Burjuva barışçıl ve uzlaşmacı bir toplum yanılsamasından doğan politik stratejilerin, ezilen ulus ve sınıf hareketleri açısından bir zaman kaybı olduğunu burada belirtmek gerekiyor. Ütopik hedeflerin peşinden koşmak, asla ulaşamayacağınız hayaletlerin peşinden koşmaktır. Her şeyden önce insan toplumsal kavramlara, kendisinin özgürce seçtiği bir düşünce yoluyla içerik kazandırmaz. Aksine bunu kendisi için yabancı olan egemenlerin bilinciyle yapar. Bu böyle olmasaydı politik sınıf partilerine ve zorlu mücadelelere gerek kalmazdı. Yaşamımızı nasıl oluşturacağımızın kodları zihinlerimiz tarafından değil, hayatta kalmak için içine girdiğimiz ekonomik etkinlik sırasında, her bir insanla kurduğumuz ilişki biçimi sonucu ortaya çıkmaktadır.
Bu anlamda demokratik uygarlık manifestosundaki egemen düşünce modeli, yeni bir yaşamın oluşturulmasının kodlarını, ekonomi politiğin konusu olan alanların dönüştürülmesinde değil, aksine düşüncede aramaktadır.
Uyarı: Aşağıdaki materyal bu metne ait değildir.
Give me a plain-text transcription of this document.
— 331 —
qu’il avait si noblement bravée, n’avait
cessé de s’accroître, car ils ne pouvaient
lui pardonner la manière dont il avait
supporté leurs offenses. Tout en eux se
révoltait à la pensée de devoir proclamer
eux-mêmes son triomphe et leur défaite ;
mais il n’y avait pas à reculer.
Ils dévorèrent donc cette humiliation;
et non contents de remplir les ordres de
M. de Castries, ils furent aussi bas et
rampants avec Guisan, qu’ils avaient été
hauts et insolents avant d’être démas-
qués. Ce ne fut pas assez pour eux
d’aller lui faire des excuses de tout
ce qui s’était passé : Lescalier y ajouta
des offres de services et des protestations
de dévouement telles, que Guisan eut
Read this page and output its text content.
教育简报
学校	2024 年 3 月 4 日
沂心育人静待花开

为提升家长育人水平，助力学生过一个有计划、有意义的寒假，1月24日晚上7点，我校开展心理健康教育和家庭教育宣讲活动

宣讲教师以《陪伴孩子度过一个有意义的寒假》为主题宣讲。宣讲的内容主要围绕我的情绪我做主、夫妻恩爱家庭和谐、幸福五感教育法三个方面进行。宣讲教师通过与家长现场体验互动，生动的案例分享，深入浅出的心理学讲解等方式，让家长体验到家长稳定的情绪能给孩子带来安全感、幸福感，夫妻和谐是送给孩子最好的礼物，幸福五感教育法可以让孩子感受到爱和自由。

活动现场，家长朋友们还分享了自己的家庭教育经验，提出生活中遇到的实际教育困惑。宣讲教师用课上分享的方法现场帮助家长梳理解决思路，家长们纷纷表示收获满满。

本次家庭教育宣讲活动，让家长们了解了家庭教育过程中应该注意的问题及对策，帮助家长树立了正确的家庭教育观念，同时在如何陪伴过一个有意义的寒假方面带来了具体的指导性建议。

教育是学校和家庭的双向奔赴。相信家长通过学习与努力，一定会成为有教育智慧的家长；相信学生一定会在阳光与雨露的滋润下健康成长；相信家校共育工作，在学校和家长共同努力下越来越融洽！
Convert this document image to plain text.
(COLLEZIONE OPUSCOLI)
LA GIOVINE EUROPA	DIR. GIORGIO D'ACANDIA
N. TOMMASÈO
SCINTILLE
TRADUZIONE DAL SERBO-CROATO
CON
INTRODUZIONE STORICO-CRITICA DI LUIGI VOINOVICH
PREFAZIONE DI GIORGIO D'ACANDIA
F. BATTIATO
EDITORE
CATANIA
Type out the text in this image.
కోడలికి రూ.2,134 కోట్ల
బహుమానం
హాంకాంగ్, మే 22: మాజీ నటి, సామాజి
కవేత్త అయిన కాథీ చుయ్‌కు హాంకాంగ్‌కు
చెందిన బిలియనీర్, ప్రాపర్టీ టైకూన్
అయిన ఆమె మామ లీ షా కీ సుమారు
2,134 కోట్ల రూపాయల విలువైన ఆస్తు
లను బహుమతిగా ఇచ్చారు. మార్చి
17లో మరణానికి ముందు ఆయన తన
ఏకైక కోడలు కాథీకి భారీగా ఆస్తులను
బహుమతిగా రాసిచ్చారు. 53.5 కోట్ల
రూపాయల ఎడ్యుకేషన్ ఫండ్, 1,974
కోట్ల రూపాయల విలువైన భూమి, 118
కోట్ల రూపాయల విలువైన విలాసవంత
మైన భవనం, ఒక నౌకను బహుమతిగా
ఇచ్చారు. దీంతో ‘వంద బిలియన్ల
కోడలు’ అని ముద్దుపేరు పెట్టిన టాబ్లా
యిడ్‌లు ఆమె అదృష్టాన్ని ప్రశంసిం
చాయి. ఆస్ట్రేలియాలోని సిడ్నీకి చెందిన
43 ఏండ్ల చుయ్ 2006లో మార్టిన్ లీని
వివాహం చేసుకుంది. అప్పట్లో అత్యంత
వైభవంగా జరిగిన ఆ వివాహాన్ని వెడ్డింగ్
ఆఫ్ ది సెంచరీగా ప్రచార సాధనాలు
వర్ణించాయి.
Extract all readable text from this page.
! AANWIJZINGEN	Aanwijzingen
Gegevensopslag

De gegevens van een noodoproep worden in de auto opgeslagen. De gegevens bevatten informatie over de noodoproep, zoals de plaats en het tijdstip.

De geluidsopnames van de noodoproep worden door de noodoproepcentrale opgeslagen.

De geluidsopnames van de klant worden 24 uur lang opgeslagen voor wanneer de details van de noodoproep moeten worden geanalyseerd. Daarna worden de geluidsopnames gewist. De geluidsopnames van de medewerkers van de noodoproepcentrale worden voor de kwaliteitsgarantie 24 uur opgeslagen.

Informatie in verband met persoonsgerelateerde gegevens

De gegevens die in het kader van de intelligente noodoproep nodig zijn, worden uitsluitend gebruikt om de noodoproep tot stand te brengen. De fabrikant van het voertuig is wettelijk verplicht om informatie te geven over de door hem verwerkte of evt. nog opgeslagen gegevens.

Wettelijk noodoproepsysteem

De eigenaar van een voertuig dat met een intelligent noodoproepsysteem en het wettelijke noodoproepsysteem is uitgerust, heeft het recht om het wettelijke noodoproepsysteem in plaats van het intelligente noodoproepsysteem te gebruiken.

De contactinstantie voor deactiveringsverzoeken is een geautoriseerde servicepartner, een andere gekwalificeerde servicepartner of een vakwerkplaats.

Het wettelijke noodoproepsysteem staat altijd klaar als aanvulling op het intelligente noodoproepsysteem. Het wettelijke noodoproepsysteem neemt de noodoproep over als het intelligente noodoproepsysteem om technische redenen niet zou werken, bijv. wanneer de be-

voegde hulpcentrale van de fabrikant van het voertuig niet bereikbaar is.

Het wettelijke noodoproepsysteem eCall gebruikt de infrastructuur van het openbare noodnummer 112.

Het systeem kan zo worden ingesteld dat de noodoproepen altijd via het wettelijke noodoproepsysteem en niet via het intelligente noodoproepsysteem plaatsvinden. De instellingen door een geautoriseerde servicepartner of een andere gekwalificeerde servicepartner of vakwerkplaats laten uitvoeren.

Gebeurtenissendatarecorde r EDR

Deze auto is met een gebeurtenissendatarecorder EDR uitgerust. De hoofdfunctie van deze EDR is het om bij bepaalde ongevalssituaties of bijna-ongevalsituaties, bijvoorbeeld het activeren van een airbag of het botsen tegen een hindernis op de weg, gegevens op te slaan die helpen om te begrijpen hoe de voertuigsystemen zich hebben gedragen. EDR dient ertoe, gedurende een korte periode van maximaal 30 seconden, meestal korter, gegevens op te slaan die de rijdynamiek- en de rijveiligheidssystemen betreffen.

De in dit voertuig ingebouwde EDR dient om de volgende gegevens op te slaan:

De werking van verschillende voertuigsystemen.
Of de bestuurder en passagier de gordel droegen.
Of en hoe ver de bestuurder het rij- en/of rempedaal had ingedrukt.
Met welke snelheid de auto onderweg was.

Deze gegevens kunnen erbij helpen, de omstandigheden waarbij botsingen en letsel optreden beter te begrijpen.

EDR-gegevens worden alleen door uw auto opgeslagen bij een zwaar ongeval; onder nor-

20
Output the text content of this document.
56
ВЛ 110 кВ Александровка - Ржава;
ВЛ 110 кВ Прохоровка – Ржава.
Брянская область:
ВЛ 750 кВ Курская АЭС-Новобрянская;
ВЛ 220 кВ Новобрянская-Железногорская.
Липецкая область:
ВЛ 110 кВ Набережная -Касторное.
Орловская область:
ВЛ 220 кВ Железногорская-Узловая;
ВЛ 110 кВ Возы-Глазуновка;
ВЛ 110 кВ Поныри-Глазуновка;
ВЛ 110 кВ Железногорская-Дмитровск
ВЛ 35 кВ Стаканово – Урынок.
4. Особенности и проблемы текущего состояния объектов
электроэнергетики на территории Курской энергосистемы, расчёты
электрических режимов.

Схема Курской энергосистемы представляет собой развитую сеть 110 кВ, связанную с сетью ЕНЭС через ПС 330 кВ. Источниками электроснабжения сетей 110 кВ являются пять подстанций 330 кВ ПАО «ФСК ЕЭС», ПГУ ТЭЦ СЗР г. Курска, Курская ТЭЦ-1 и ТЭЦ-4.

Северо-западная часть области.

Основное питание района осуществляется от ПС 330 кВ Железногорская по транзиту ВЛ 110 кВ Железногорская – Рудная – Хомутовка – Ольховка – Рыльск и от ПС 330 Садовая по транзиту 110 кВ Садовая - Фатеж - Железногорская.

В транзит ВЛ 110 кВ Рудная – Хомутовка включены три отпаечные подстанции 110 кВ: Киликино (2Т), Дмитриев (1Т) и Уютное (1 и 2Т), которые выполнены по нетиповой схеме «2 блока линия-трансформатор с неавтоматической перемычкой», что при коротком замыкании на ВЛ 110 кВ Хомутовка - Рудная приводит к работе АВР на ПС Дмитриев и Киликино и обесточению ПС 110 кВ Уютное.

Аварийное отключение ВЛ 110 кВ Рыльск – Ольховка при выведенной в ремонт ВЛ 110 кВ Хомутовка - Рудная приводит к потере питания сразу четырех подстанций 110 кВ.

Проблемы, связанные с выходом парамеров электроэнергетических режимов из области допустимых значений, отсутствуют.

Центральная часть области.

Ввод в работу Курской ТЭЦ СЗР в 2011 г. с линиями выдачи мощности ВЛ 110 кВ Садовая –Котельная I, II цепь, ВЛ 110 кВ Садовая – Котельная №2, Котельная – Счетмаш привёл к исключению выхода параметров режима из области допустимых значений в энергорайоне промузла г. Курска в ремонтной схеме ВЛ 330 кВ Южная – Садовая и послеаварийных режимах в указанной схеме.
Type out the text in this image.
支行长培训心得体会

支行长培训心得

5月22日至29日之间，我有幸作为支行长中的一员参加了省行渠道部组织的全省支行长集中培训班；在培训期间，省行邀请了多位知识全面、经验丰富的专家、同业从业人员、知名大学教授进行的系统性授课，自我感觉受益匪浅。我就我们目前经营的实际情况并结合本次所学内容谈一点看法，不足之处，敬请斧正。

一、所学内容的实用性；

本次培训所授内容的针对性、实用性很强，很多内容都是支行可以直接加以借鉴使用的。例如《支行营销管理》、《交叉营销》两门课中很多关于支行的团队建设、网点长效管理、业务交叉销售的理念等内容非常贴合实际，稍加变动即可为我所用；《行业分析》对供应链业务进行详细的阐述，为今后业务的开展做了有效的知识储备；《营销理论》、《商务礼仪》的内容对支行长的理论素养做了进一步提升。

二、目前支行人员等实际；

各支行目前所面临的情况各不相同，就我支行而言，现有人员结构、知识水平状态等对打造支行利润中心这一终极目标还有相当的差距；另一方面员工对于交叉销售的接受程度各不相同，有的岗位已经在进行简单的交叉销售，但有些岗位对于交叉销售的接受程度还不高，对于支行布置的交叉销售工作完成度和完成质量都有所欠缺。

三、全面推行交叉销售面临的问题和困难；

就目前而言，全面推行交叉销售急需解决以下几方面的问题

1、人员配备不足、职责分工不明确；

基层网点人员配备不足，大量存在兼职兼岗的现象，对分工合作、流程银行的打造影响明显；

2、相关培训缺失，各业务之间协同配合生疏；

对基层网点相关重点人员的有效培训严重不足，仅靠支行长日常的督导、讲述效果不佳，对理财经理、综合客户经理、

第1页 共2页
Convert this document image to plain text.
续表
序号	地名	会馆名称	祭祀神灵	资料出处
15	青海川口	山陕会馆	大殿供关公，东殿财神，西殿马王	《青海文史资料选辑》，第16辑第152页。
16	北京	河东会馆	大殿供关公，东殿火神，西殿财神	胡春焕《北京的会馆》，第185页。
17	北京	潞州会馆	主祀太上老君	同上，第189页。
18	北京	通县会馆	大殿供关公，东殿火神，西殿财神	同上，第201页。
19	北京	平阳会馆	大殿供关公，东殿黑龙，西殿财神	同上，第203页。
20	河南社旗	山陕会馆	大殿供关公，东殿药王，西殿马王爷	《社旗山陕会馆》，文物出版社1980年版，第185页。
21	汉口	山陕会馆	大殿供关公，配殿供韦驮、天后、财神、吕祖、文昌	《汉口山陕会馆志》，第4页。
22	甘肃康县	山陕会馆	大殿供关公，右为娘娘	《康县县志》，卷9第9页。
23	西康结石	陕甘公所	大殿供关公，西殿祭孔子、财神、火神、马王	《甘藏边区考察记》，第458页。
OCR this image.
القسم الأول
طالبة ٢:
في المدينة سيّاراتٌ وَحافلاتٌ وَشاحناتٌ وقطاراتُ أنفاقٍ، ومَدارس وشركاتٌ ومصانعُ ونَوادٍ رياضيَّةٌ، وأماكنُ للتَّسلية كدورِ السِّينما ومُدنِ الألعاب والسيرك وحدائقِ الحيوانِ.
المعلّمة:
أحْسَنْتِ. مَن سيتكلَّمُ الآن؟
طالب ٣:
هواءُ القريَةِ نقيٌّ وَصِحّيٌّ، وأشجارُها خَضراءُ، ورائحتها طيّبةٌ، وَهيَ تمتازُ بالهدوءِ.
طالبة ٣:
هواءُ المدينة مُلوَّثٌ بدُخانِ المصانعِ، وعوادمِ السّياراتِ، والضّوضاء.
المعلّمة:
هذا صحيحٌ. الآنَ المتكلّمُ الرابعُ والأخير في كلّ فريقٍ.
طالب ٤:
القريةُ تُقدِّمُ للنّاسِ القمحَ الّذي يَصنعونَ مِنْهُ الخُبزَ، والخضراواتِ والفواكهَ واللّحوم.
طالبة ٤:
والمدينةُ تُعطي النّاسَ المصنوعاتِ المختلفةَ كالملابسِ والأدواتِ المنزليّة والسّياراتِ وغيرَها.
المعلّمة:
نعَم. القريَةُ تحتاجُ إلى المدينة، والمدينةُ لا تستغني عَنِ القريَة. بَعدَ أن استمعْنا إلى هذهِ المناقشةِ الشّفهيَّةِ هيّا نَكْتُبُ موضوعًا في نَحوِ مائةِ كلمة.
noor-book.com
Oysa doğru bir düşünce gerçekliği pratik yoluyla değiştirerek onu edinmeyi esas alır. Nesnelliği sadece düşüncede yorumlayarak nesnelliğin bilgisini edinmek mümkün değildir. Bu durum nesnel gerçekliği, yerin altından çağrılan hayaletlerle yeniden biçimlendirmek anlamına geliyor. Oysa gerçekliğin bilgisi tamda Marksizmin ön gördüğü gibi; kendi nesnesinin içinden bir praksis yardımıyla değiştirilmesi yoluyla elde edilir.